The Book Club Murder
Lawrence Friedman
Quid Pro Books 2012
156 pages

The Book Club Murder by Lawrence Friedman is a short mystery of 156 pages and the third instalment of The Frank May Chronicles.  Kindle at Amazon

May, the intellectual but otherwise ordinary California estate lawyer has a reputation for solving murders.  He is approached by members of his wife’s book club who were present when Gerald, the hostess’ husband was quietly murdered in a back room during their latest meeting.  Luckily, Celia May was absent.  The other women are all suspects.  Each meets with Frank to spin tales, spout theories, turn on others, and justify her own behaviour, most hoping that with his legal background, Frank will discover the truth.

The women are an interesting lot, and not at all what meets the eye.  The convoluted plot thickens as unexpected liaisons, affairs, business arrangements, and other personal secrets are exposed.  It gets better, and you will not anticipate whodunit and the shocker at the end.
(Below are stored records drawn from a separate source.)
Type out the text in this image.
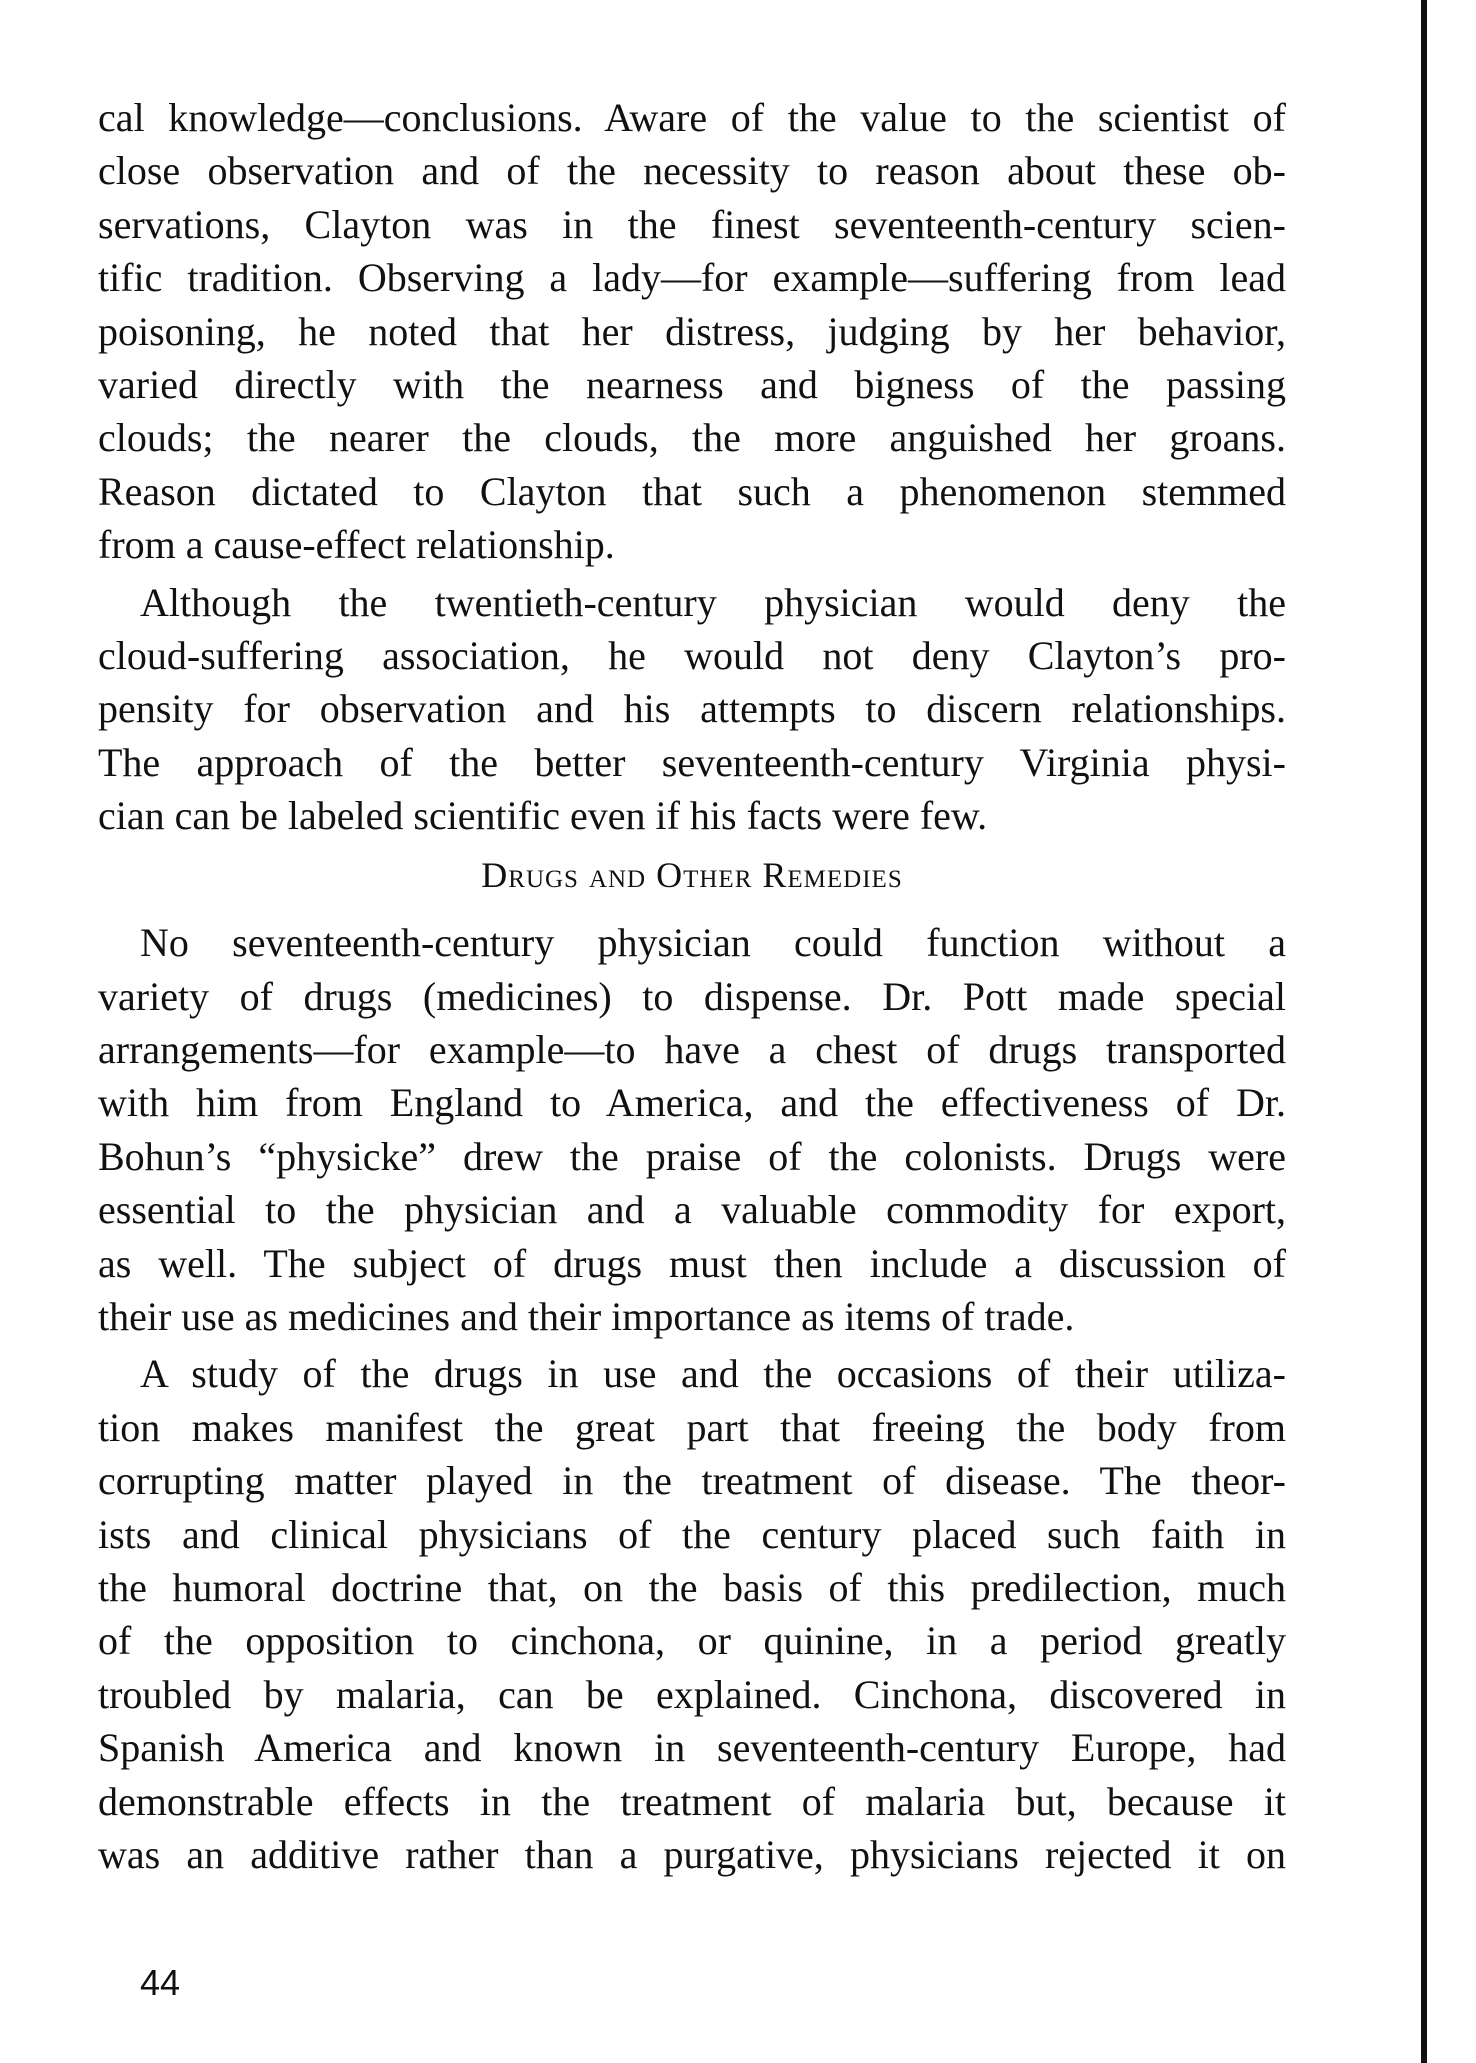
cal knowledge—conclusions. Aware of the value to the scientist of
close observation and of the necessity to reason about these ob-
servations, Clayton was in the finest seventeenth-century scien-
tific tradition. Observing a lady—for example—suffering from lead
poisoning, he noted that her distress, judging by her behavior,
varied directly with the nearness and bigness of the passing
clouds; the nearer the clouds, the more anguished her groans.
Reason dictated to Clayton that such a phenomenon stemmed
from a cause-effect relationship.
Although the twentieth-century physician would deny the
cloud-suffering association, he would not deny Clayton’s pro-
pensity for observation and his attempts to discern relationships.
The approach of the better seventeenth-century Virginia physi-
cian can be labeled scientific even if his facts were few.
Drugs and Other Remedies
No seventeenth-century physician could function without a
variety of drugs (medicines) to dispense. Dr. Pott made special
arrangements—for example—to have a chest of drugs transported
with him from England to America, and the effectiveness of Dr.
Bohun’s “physicke” drew the praise of the colonists. Drugs were
essential to the physician and a valuable commodity for export,
as well. The subject of drugs must then include a discussion of
their use as medicines and their importance as items of trade.
A study of the drugs in use and the occasions of their utiliza-
tion makes manifest the great part that freeing the body from
corrupting matter played in the treatment of disease. The theor-
ists and clinical physicians of the century placed such faith in
the humoral doctrine that, on the basis of this predilection, much
of the opposition to cinchona, or quinine, in a period greatly
troubled by malaria, can be explained. Cinchona, discovered in
Spanish America and known in seventeenth-century Europe, had
demonstrable effects in the treatment of malaria but, because it
was an additive rather than a purgative, physicians rejected it on
44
The writing itself, however, leaves much to be desired.   Friedman, a Stanford University law professor, is particularly liberal with punctuation.  He exhibits a fondness for lengthy sentences broken by semi colons and numerous commas.  This is bad, distracting, and so apparent that for sport this reviewer began a punctuation count that reached an incredible nine in one sentence.  This one takes the cake at 13:

“I think what happened is this:  she went back to their room, and she and Gerald started arguing over something, and she started bitching and complaining, and he was obnoxious, I suppose he was, and maybe he insulted her, called her horrible names, and maybe he even lost his temper and hit her, and she lost her head, she kills him, and then she tries to cover it up, she starts screaming and carrying on, and then she calls the police.”

Phew!

Likewise Friedman freely employs bracketing (particularly annoying), dots and dashes, and flipping tenses within the same paragraph.  Oddly enough, the writing seems to improve as the novel progresses.

The Book Club Murder is heavily weighted in dialogue, so it is possible that Lawrence Friedman’s punctuation style is used intentionally to reflect the way real people speak. This reader is not convinced, but is willing to give the benefit of the doubt or happily volunteer to edit the next Chronicle.